Perhaps it just works better in an Irish situation, but the truth is that what really makes Lisa Carey's handling of subject work so well is in how it similarly ties what goes on above the land with the legends of what lies beneath it. The two are inextricably linked, the one informing and impacting on the other, and in that respect then, yes, there's something about life in Ireland, in remote communities where life is hard and bad things happen, where there is a close relationship with the land itself that gives rise to and credence in the existence of fairies.

There's just such a community in Carey's The Stolen Child, a small group of families living on the remote island with nine miles of treacherous sea between them and the coast of Ireland. In 1960 the time has come for the people to leave the island of St Brigid's and move to homes that have been built on the mainland, as life has become unsustainable there. Just a year before the move however, an American woman had returned to claim her inheritance; a woman called Brigid. The woman is clearly troubled and has come in search of something and it's most likely the fabled well of St Brigid for its miraculous healing powers. Brigid however has healing powers of her own, and is looking for something more than that.

The people on the island aren't too keen on offering up their secrets to a stranger. Even though she is initially most hostile to the woman, it's Emer, an islander woman with her own personal problems, who befriends Brigid and comes to recognise that there is something special about her. Emer would know; as a young child she believes that the fairies rejected her after an attempted abduction, and the encounter has left a mark on her and on her son Niall, who she believes the fairies may consequently lay claim to. She recognises that Brigid herself might know something about the unique properties of the island's water and wants something else from it.

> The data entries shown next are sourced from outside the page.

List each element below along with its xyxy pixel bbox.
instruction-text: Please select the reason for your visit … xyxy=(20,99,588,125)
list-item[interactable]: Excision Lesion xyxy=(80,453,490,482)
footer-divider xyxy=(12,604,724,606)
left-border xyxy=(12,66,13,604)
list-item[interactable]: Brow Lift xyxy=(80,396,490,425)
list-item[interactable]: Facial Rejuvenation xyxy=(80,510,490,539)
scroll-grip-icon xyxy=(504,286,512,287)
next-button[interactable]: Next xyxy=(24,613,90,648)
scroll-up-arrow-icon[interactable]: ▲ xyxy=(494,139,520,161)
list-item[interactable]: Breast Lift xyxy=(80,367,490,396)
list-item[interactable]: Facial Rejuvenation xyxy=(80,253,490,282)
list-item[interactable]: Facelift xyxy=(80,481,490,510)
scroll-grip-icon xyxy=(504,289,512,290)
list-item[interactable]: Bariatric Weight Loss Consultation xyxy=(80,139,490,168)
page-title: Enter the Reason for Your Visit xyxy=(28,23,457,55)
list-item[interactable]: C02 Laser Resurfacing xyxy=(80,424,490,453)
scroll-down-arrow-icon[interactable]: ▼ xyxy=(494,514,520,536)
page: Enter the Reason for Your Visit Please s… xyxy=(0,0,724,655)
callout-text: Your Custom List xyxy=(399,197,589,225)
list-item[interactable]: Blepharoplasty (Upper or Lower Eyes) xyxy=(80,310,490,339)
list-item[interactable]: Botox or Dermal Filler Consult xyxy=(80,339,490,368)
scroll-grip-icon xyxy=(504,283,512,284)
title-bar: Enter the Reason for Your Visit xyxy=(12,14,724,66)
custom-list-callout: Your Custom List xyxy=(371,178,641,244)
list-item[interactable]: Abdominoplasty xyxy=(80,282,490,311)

She doesn't know the half of it. Brigid's background has been a troubled one, and if you aren't supposed to take the title in the conventional sense, the question of a stolen child refers partly to Brigid's lost childhood as much as it does to fears of having a child who might be a changeling. If those two themes sound like they sit uneasily together, one of a horrific family upbringing the other of fears of little folk beneath the ground claiming your child for their own, Lisa Carey blends myth and reality together extraordinarily well without really raising the spectre of magic realism. She recognises that such fears and myths come from deep places in a dark reality, many of them related to the fate of women, the trauma of childbirth (and its associated shame in a Catholic country like Ireland), and to all the abuses that can go on within the closed doors of family.

That sounds fairly bleak material - and it does get quite grim in a few places - but it's precisely the translation of such realities into folk tales, relating people and the culture to the land, that makes The Stolen Child so compelling and relatable. Some of could be said to border on condoning or at least tolerating abuse, some of it might border on condoning the belief in fairies, but there's room for ambiguity that suggests that whether we accept it or not, things happen that we can't explain or rationalise. There's consequently an edge to the work, a dangerous eroticism, a repression of deep passions and a conversion of them into something else, something that might have to do with fairy tales or it might not. Carey harnesses these wild forces brilliantly in her writing, putting them in service of a deeper emotional truth that is thoroughly convincing.